Though a minute-long video may not seem to warrant this much hullabaloo, it looks as if Facebook may actually make this a more permanent part of its service. As of Thursday morning, “Look Back” was a tab on Facebook’s help section, that included instructions for putting the video together, as well as editing the video (though as of Thursday, the edit feature was not yet functioning). Facebook told Tech Crunch that the feature will be available soon.

“We will be launching an Edit feature soon that will allow people to change moments in their movies or update the ones they shared," says a Facebook representative. "I don’t have exact timing at the moment, but this will enable people to remove a post from the movie that was pre-selected and change it to a different one.”

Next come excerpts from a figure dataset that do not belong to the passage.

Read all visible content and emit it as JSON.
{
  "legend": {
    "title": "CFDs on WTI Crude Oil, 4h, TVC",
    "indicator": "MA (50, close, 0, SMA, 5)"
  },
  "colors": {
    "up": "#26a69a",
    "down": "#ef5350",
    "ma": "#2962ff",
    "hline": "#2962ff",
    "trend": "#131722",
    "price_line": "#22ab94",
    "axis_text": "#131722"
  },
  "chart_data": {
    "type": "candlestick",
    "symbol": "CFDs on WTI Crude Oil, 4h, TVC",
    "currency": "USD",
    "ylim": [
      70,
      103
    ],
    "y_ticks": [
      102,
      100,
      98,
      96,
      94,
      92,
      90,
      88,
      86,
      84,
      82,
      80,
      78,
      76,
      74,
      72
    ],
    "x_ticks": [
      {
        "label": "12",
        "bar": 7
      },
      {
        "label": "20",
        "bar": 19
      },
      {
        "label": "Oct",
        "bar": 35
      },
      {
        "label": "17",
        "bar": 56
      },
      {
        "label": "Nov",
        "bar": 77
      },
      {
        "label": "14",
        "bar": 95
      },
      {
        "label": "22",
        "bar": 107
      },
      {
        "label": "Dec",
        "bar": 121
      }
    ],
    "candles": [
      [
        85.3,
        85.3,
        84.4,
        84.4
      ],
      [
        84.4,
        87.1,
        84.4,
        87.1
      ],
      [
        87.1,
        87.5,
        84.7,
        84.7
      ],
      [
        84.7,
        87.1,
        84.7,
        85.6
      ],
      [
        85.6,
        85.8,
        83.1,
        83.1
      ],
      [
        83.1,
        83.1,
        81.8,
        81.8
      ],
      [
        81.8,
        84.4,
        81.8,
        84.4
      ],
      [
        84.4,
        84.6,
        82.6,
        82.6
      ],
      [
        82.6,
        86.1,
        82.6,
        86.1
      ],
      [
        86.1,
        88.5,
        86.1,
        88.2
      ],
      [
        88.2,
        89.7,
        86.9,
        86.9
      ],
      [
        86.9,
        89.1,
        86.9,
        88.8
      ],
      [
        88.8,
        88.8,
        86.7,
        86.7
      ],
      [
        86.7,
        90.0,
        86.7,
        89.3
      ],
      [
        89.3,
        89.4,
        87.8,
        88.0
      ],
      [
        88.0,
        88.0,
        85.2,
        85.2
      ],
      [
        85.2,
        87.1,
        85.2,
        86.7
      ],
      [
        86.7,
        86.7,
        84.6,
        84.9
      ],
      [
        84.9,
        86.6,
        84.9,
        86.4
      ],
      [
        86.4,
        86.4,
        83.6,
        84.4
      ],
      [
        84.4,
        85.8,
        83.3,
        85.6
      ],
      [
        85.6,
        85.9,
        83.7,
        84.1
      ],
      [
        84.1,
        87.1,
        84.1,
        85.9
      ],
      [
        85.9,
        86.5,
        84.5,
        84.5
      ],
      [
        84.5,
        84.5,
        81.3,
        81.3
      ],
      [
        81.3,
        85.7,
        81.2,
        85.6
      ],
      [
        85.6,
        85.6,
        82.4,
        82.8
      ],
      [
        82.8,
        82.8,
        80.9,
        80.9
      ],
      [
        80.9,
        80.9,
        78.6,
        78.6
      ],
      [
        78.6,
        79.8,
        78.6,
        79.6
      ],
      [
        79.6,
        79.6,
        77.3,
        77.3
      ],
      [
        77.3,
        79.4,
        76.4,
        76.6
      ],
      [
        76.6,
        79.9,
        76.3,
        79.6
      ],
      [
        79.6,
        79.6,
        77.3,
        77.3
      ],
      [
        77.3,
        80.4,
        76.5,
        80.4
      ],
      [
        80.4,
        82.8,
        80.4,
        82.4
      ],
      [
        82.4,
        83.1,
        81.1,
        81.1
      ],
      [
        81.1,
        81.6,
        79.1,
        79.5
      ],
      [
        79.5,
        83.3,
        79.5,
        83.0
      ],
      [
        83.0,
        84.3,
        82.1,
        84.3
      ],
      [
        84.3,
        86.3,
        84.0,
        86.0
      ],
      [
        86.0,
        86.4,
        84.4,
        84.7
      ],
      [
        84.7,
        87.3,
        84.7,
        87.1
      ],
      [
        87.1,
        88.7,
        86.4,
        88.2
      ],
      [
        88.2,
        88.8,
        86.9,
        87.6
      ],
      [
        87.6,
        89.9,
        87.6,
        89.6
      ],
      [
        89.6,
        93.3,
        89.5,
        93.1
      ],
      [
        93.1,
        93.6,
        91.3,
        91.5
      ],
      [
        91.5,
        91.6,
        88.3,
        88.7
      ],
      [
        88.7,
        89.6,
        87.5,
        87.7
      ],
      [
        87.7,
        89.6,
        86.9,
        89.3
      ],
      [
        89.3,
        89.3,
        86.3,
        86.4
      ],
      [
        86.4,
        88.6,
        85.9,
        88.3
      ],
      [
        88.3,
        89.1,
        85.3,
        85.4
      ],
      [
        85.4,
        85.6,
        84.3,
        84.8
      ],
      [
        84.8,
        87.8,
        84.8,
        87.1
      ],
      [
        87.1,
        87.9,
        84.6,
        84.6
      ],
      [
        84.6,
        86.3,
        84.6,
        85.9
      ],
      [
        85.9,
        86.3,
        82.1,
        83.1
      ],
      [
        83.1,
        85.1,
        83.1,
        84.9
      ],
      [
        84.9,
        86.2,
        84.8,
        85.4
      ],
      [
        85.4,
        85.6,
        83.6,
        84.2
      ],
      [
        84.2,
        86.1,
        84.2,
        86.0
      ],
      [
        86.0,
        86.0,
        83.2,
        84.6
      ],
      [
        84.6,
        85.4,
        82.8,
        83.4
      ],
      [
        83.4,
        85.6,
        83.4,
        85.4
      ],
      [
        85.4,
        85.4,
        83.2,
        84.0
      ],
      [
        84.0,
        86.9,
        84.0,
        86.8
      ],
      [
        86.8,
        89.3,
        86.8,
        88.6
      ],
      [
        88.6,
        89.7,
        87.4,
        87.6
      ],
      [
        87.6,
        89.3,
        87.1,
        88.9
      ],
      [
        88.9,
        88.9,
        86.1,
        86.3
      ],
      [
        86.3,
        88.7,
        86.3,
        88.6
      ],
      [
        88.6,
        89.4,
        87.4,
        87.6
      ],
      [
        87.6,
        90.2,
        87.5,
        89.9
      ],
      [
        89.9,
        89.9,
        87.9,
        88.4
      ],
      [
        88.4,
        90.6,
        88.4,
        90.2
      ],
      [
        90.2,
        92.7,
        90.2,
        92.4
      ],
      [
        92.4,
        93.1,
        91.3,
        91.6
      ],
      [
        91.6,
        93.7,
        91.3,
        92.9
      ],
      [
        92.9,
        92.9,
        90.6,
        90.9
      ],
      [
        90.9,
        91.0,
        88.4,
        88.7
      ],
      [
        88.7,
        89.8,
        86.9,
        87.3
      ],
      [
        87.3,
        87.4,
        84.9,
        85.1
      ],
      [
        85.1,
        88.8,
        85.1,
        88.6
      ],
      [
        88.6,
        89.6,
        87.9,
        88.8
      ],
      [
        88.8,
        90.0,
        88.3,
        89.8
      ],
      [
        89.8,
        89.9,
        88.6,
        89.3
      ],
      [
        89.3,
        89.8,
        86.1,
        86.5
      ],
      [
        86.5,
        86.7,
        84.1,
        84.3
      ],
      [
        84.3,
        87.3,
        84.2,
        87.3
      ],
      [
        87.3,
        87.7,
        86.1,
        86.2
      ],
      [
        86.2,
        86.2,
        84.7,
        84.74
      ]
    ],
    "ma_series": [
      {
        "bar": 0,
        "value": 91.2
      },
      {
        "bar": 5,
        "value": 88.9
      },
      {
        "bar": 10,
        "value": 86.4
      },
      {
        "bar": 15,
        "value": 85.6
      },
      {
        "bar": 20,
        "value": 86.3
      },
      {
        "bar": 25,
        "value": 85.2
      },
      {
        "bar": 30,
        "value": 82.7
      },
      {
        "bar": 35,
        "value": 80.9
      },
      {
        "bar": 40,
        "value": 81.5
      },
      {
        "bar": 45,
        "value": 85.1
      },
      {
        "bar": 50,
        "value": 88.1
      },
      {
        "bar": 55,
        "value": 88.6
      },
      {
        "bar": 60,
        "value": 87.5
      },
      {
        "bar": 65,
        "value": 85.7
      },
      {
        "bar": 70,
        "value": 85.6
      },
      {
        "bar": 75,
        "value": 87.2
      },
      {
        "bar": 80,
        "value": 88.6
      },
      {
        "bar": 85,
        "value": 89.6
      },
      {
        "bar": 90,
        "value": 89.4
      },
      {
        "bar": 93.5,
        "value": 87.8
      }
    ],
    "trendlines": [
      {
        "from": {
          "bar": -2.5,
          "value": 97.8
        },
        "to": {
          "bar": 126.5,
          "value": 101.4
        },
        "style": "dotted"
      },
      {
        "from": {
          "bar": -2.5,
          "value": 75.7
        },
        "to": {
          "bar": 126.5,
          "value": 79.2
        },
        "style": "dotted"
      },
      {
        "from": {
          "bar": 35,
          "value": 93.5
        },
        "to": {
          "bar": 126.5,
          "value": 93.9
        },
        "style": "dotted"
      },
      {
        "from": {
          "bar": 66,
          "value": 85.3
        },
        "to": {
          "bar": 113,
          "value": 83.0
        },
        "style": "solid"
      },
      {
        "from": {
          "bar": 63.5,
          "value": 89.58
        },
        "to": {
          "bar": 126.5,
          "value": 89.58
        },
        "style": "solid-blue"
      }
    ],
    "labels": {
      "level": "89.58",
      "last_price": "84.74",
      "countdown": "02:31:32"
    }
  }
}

So if you don’t think Facebook accurately summed up your social media experience, you can tweak it to show off your best online moments.

Facebook also uses this “Look Back” help tab to demonstrate its privacy policies, which have morphed over the past year to encourage more individual control over the publicity of each post. 

"Keep in mind that if your movie includes things you only shared with a few people, the people you share your movie with will now be able to see everything you included in your movie," says the site. "You can edit your movie to adjust what’s included, and select the audience you share it with. If you change your mind about who you would like to share your movie with, you can change the audience from your activity log."